Work in progress.
Distance cartogram from a set of source points and time matrix between them.
Time matrix is used to create a layer of image points.
Deformations to fit image points and source points are calculated using Waldo Tobler's bidimensional regression.
Directly adapted from Darcy software and ported to Python and JS.
mthh.github.io/distcartogram/js
Load the background shape to be deformed:
import geopandas as gpd
import pandas as pd
background = gpd.read_file('data/depfr_simple.geojson')
background.plot()
Load the source points layer and a time matrix between these points:
source = gpd.read_file('data/source_pref.geojson')

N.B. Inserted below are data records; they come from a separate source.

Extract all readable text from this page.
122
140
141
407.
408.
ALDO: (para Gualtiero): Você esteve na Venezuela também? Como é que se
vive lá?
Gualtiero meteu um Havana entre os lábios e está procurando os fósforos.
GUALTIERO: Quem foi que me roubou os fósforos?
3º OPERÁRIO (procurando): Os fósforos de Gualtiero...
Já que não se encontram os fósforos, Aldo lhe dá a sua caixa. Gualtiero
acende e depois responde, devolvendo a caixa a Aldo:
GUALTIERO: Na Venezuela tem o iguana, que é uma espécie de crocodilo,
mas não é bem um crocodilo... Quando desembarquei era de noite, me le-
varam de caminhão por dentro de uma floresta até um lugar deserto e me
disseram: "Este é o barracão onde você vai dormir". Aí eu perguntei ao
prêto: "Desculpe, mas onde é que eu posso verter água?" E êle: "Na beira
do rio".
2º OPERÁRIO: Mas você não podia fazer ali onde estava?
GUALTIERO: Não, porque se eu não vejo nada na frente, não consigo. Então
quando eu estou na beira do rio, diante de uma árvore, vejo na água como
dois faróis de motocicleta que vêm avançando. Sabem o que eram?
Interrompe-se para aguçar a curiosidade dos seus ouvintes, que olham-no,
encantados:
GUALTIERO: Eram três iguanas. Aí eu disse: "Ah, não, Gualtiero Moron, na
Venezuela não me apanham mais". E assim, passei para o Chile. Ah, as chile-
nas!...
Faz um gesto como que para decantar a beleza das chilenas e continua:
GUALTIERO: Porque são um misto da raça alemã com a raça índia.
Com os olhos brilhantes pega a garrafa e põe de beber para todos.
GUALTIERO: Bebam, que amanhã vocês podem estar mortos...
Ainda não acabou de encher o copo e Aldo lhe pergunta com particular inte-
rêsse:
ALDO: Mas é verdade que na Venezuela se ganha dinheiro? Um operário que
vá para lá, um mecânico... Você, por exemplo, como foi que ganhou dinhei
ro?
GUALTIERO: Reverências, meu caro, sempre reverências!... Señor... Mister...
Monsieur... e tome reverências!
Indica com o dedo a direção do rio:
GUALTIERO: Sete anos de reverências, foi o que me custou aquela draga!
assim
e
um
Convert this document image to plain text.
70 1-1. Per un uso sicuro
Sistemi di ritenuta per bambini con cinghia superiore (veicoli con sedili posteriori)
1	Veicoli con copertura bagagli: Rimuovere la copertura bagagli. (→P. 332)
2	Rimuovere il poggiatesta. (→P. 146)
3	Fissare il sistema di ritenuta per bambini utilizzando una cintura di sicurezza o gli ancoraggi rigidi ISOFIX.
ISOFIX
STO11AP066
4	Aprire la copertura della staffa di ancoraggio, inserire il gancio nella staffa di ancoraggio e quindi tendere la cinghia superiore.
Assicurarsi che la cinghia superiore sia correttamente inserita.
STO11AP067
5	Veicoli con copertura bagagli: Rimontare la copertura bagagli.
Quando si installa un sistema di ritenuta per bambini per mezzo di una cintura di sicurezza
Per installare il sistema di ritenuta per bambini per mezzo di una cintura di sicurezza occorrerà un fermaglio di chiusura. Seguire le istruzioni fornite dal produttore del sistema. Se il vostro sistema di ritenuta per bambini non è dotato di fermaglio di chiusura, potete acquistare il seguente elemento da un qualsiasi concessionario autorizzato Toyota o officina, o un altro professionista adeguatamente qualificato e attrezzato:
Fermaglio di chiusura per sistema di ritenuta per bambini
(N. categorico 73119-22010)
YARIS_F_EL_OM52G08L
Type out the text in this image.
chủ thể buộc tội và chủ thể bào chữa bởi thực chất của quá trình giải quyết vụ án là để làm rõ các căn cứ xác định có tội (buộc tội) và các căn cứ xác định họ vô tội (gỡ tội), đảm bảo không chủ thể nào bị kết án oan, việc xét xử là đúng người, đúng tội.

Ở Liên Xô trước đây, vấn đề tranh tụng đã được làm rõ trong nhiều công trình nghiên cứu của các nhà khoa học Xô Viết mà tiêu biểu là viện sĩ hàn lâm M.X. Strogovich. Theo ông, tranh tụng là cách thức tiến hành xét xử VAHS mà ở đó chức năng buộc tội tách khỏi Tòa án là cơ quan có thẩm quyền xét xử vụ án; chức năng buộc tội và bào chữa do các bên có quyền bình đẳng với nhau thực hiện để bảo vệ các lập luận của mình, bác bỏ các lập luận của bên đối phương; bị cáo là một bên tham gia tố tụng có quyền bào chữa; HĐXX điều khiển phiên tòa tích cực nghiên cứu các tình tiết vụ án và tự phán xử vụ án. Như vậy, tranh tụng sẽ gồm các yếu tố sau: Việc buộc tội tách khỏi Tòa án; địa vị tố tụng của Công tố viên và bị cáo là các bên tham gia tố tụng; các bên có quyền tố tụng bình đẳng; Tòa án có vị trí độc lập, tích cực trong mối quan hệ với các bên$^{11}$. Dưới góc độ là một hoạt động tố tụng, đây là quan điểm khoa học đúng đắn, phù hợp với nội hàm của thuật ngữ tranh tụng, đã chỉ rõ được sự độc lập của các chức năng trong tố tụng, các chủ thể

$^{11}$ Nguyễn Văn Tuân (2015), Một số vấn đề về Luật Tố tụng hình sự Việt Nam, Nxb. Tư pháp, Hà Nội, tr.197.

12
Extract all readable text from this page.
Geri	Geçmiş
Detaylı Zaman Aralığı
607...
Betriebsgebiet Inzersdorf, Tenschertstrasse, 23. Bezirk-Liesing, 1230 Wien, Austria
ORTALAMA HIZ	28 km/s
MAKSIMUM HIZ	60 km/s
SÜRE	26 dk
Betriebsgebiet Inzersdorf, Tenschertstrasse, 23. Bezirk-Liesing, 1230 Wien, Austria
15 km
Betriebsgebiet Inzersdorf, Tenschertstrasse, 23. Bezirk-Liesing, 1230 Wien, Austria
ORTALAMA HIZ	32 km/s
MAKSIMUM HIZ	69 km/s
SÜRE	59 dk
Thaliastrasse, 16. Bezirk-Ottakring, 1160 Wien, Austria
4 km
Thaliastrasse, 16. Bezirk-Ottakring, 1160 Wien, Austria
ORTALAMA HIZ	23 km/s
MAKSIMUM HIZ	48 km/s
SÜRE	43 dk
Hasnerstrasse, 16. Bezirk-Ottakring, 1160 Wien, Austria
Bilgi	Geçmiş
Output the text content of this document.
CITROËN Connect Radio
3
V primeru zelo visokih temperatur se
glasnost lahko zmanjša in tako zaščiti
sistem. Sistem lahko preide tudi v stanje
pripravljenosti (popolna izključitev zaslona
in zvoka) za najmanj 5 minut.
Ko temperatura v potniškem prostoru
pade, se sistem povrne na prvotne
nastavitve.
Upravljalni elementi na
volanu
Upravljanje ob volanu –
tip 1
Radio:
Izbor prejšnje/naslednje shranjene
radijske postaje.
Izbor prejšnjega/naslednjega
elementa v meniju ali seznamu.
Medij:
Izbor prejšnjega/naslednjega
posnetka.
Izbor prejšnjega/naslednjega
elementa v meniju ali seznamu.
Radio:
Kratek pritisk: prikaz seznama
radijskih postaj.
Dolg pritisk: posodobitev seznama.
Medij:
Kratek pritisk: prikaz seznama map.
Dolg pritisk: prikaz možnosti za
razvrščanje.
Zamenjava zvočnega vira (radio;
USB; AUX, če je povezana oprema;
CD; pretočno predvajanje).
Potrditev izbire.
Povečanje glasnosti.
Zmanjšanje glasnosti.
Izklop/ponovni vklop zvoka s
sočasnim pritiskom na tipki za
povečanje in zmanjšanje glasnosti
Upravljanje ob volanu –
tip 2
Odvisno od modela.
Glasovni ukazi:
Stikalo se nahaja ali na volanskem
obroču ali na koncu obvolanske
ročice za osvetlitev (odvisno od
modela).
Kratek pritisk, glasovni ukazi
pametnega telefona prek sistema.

mat = pd.read_csv('data/mat.csv')
Create the image points layer by approaching them or moving them away from a reference point:
image = getImageLayer(source, '94028', mat, 'INSEE_COM')
Compute the cartogram:
from distcartogram import DistCarto
c = DistCarto(source, 'INSEE_COM', image, 'id', background, 2)
result = c.transform_background()
result.plot()
Code is a direct adaptation of Darcy software (G. Vuidel and C. Cauvin - released under GPLv3 - Sourceforge).
Motivated by the wish to see if there is a possible interest or difficulty to integrate this method in another environment than Darcy, such as Magrit or a qgis plugin.